Per scoprirlo proviamo a fare qualche conto. Calcoliamo in particolare la differenza percentuale, tra i due anni, del numero di prelievi per ciclo, del numero di trasferimenti per prelievo, e di quello di gravidanze per trasferimento. I risultati sono questi:
Prelievi per ciclo: -0,5%
Trasferimenti per prelievo: -2,3%
Gravidanze per trasferimento: -8,4%
La legge 40 ha poco o nulla da dire su ciò che succede tra l’avvio del ciclo di trattamento e il prelievo degli ovociti; e dal 2003 al 2005 il numero di prelievi per ciclo è rimasto praticamente invariato. La legge 40 consente di fecondare un massimo di tre ovociti alla volta, diminuendo quindi la probabilità di ottenere anche un solo embrione adatto al trasferimento; e dal 2003 al 2005 il numero di trasferimenti per prelievo è diminuito in modo contenuto ma significativo. La legge 40, soprattutto, impedisce qualsiasi selezione degli embrioni: se prima si potevano trasferire solo i più vitali, aumentando le possibilità di gravidanza, adesso ci si affida solo alla sorte; e dal 2003 al 2005 il numero di gravidanze per trasferimento è vistosamente diminuito.

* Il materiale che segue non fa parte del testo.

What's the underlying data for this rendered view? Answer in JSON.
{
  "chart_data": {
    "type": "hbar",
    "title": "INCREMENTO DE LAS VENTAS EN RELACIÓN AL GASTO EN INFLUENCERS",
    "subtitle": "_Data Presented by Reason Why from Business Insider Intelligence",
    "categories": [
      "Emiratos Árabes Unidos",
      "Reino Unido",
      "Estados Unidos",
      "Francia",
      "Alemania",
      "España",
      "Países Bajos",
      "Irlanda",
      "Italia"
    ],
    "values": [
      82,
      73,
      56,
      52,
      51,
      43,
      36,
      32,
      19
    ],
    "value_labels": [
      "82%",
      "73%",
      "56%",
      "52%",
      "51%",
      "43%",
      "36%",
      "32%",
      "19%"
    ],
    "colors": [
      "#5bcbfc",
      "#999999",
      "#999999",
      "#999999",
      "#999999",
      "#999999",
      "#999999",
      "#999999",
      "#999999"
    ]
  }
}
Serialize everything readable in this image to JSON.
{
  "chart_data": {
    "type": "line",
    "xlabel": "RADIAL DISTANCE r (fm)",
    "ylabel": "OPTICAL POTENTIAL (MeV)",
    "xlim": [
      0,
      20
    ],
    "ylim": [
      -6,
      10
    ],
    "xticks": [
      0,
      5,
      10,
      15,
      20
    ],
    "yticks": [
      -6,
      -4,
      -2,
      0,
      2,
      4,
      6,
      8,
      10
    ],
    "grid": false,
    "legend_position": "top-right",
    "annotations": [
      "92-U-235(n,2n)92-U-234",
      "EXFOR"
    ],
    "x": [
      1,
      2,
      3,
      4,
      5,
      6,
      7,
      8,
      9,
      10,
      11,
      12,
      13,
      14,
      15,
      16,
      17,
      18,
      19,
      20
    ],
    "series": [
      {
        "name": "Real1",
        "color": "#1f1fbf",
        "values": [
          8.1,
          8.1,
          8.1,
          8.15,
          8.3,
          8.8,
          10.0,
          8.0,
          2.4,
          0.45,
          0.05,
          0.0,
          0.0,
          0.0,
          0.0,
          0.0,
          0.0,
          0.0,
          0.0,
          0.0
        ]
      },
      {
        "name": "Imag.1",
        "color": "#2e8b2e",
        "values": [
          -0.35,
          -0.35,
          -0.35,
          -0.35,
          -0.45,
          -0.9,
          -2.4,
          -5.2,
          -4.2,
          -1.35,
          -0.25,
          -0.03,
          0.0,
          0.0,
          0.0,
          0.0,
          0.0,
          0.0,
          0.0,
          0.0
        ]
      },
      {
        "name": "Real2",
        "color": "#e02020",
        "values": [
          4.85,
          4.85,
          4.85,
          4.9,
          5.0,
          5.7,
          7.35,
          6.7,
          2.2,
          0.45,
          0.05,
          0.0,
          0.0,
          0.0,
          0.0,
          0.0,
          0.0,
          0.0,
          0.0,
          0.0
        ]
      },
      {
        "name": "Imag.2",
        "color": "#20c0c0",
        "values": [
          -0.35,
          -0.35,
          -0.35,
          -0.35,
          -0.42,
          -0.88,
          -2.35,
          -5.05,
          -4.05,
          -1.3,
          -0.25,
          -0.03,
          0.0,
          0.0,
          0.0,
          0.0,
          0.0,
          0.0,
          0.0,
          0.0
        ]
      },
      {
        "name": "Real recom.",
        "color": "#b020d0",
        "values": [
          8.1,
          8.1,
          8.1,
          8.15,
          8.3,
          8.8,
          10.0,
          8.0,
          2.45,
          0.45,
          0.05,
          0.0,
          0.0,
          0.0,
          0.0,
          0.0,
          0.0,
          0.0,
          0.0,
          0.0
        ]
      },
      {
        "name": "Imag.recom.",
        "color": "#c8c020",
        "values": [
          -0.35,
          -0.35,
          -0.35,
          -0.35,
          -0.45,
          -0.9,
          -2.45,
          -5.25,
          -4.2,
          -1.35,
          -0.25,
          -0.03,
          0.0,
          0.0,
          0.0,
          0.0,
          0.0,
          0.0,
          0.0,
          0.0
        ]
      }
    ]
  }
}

Basta questo a dimostrare l’identità del colpevole? Un’obiezione intelligente – e infatti non è del sen. Mantovano – è che le gravidanze diminuirebbero anche se fosse aumentata per qualche motivo l’età media delle donne che si sottopongono alle procedure. La Relazione, per un’assurda clausola della normativa sulla privacy, dà in generale solo dati aggregati; ma a p. 68 una tabella mette in rilievo la forte dipendenza del numero di prelievi per ciclo dall’età delle pazienti – numero che, come abbiamo appena visto, è l’unico ad essere rimasto invariato, suggerendo che sia rimasta invariata anche l’età media. Questo non risolve la questione, ma è un indizio importante, in attesa degli studi ulteriori che la Relazione promette a breve scadenza.
L’unica cosa certa, al momento, è che da domani gli argomenti del sen. Mantovano, o altri di uguale valore, ingombreranno le colonne del Giornale, di Avvenire e del Foglio. Se quello che dice questa gente non toccasse in modo tanto drammatico le vite di così tante coppie, ci sarebbe da divertirsi.